An influenza pandemic is likely to affect every country leaving millions dead and make more than a quarter of the world's population ill with no vaccines available until at least next March, the World Health Organization (WHO) said yesterday.
An outbreak of bird flu that has killed 32 people in Thailand and Vietnam this year is the most likely cause of an inevitable pandemic but it was not clear if it would start in the "next week or the next years", said Dr. Klaus Stohr of the WHO global influenza program.
PHOTO: EPA
He predicted more than a quarter of the world's estimated 6.4 billion population would fall ill from influenza.
"There are estimates that would put the number of deaths at the range between two to seven millions and the numbers of people affected will go beyond the billion because 25 to 30 percent will fall ill," he told reporters at a meeting in Bangkok of health ministers and officials from 13 Asian nations.
"An influenza pandemic would spread globally and every country would be affected," he said.
The WHO has sounded similar warnings during two waves of bird flu outbreaks across Asia that have destroyed bird stocks and infected 44 people, killing 12 in Thailand and 20 in Vietnam.
Stohr said two companies in the US were currently developing vaccines for testing but the world faced at tricky winter and spring period without any inoculations. Officials have said a vaccine would not prevent a pandemic but could save millions of lives.

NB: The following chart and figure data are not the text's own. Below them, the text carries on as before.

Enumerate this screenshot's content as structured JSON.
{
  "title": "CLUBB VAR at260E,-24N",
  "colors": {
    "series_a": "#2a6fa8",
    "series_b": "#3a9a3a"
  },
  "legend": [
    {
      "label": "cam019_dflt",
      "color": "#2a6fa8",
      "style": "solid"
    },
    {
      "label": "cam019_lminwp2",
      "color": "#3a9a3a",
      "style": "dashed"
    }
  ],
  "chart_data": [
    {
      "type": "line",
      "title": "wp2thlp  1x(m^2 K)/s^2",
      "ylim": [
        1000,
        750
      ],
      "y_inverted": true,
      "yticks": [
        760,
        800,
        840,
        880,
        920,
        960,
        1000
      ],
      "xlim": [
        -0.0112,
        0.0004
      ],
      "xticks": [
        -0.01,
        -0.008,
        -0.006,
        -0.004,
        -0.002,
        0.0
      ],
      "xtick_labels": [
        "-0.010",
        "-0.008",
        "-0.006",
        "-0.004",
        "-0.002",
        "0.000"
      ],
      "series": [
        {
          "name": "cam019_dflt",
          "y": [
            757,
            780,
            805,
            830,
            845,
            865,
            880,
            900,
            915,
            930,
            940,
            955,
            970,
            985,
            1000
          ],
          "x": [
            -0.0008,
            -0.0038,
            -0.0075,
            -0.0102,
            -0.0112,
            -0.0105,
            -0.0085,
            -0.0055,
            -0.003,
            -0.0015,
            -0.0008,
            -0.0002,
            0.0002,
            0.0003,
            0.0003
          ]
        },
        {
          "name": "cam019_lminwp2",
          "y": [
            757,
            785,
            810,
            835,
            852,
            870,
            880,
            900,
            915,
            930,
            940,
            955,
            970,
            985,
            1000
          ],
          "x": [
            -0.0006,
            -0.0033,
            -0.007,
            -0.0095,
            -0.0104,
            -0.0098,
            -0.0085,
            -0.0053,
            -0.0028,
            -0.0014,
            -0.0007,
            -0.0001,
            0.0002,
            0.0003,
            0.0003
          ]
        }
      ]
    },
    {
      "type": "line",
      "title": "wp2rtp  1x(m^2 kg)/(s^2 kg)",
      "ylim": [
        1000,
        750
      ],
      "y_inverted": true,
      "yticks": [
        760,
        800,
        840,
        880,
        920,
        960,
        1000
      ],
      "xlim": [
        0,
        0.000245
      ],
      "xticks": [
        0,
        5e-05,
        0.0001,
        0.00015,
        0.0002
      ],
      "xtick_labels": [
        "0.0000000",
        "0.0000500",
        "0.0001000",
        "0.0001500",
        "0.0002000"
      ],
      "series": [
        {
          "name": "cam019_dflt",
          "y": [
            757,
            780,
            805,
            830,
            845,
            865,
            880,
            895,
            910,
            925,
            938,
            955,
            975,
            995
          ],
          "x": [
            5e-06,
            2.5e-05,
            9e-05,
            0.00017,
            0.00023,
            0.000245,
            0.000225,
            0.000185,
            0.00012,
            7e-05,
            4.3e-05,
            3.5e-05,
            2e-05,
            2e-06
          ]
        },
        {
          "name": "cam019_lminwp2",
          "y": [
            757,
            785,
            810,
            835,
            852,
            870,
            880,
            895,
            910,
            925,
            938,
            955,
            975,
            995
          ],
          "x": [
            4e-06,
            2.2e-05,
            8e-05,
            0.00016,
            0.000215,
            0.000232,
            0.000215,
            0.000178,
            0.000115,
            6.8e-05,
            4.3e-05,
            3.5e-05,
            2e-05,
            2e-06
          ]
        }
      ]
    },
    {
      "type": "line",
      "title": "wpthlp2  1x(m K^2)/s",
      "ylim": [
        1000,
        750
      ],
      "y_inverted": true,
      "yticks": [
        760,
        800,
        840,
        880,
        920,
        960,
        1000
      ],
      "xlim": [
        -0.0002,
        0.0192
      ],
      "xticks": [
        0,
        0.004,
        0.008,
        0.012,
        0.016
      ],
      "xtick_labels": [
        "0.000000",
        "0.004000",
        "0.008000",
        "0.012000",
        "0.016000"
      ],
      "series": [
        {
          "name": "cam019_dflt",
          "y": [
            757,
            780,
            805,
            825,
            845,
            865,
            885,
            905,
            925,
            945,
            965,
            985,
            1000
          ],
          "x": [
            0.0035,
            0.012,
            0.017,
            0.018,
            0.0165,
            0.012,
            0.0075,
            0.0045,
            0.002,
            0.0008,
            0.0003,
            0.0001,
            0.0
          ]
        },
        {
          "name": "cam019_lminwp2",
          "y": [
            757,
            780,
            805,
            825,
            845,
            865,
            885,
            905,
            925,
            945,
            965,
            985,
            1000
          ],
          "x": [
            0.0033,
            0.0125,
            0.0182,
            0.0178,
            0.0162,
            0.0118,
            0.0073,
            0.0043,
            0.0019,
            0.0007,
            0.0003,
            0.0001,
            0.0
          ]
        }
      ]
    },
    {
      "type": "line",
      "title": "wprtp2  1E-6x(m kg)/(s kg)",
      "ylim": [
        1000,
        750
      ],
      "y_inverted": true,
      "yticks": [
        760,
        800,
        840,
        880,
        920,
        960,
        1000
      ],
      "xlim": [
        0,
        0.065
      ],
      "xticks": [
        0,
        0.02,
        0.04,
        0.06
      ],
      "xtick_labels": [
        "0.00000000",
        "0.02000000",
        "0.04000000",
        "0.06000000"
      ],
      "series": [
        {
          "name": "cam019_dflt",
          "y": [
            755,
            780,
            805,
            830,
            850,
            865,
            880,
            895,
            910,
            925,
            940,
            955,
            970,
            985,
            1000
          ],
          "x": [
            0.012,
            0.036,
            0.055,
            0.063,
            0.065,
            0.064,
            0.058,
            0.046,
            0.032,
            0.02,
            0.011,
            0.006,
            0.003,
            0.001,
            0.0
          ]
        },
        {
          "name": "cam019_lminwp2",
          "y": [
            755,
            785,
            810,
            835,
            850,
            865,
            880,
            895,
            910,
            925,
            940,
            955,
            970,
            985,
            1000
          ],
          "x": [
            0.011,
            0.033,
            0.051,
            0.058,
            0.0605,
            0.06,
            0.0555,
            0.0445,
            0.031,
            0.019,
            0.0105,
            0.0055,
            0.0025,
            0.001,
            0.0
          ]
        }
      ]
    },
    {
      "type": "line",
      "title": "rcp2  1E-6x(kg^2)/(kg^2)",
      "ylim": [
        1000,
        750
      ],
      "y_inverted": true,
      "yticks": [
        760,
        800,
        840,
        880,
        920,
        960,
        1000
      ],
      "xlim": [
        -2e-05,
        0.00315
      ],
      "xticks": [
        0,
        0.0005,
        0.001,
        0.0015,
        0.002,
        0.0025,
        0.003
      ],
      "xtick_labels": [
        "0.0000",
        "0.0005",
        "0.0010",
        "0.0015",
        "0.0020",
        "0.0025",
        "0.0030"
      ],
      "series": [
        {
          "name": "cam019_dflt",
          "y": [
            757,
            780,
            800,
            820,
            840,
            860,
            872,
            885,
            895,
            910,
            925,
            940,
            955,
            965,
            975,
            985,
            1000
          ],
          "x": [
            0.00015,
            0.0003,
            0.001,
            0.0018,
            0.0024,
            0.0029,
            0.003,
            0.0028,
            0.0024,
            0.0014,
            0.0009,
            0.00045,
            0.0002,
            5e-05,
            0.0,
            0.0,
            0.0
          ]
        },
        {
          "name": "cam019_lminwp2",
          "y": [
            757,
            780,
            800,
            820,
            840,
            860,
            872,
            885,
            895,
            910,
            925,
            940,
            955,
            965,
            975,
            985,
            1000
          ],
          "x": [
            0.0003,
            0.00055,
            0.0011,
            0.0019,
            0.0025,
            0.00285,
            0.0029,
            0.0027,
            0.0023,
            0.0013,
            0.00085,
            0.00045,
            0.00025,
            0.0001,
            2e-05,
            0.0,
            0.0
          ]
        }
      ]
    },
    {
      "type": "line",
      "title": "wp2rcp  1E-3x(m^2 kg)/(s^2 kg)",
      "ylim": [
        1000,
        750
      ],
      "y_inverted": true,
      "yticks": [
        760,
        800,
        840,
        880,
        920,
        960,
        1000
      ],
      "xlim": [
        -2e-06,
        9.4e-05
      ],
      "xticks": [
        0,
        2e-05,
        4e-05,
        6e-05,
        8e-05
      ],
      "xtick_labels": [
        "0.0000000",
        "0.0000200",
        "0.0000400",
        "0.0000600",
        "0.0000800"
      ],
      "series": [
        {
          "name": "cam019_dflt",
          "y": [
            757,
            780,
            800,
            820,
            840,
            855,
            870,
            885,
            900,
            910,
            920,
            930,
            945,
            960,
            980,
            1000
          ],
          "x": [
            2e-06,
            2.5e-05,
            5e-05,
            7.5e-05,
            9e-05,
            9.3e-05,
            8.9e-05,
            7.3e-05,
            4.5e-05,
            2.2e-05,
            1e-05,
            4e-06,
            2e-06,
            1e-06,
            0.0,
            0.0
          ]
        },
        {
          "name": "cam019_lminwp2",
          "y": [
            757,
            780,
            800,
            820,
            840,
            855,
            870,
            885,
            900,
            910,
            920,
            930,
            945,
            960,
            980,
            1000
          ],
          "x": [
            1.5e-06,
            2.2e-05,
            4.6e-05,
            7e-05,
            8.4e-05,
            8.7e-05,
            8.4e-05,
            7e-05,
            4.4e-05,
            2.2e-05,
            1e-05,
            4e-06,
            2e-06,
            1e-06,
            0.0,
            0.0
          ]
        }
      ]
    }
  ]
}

"Every hundred years there has been three of four pandemics and there's no reason to believe we will be spared," he said.
"There's no date. There's going to be another pandemic, whether it happens this year or next we don't know," he said.
The Asian H5N1 strain of the virus was "certainly the most likely one that will cause the next pandemic," Stohr said.
But he said there had been no sign of the virus mutating since April -- health officials fear it would change to a form that could spread easily between humans and trigger the pandemic -- and said a vaccination program could prove effective.
At least 20 million and perhaps as many as 50 million people died in the 1918-1919 pandemic, the highest toll of any disease in the last century, and the worst of four flu pandemics since 1890.
Scientists said the disease in 1918, which also infected up to a billion people leapt to humans by mutating from bird flu.
The strain in 1918 was especially lethal for healthy young adults. Two later pandemics hit the elderly worst but the average age of those who have contracted flu in Thailand this year has been 20 and only 15 in Vietnam, Stohr said. He said nations had to use the time to get their hospitals and public information campaigns prepared.
The meeting in Bangkok follows complaints that Asian nations have not done enough to tackle the crisis and the WHO warned the disease could now be permanent in the region.
Dr. Bjorn Melgaard, of the WHO's Southeast Asia office, said officials had hoped the bird flu outbreak would be a one-off epidemic but now appeared to be a "long-term to permanent situation."
He said it could prove to be a virus "that is able to maintain its life in bird populations continuously".
In virtually all cases in Asia this year, humans have contracted bird flu from close contact with birds although one Thai woman is suspected to have caught the disease while caring for her sick child in hospital. Similar "dead-end" cases of limited transmission have been detected in humans before and officials says it did not mark the start of a human pandemic.
The WHO said international cooperation was essential and brought together the 10-member ASEAN nations along with Japan, China and South Korea for the meeting.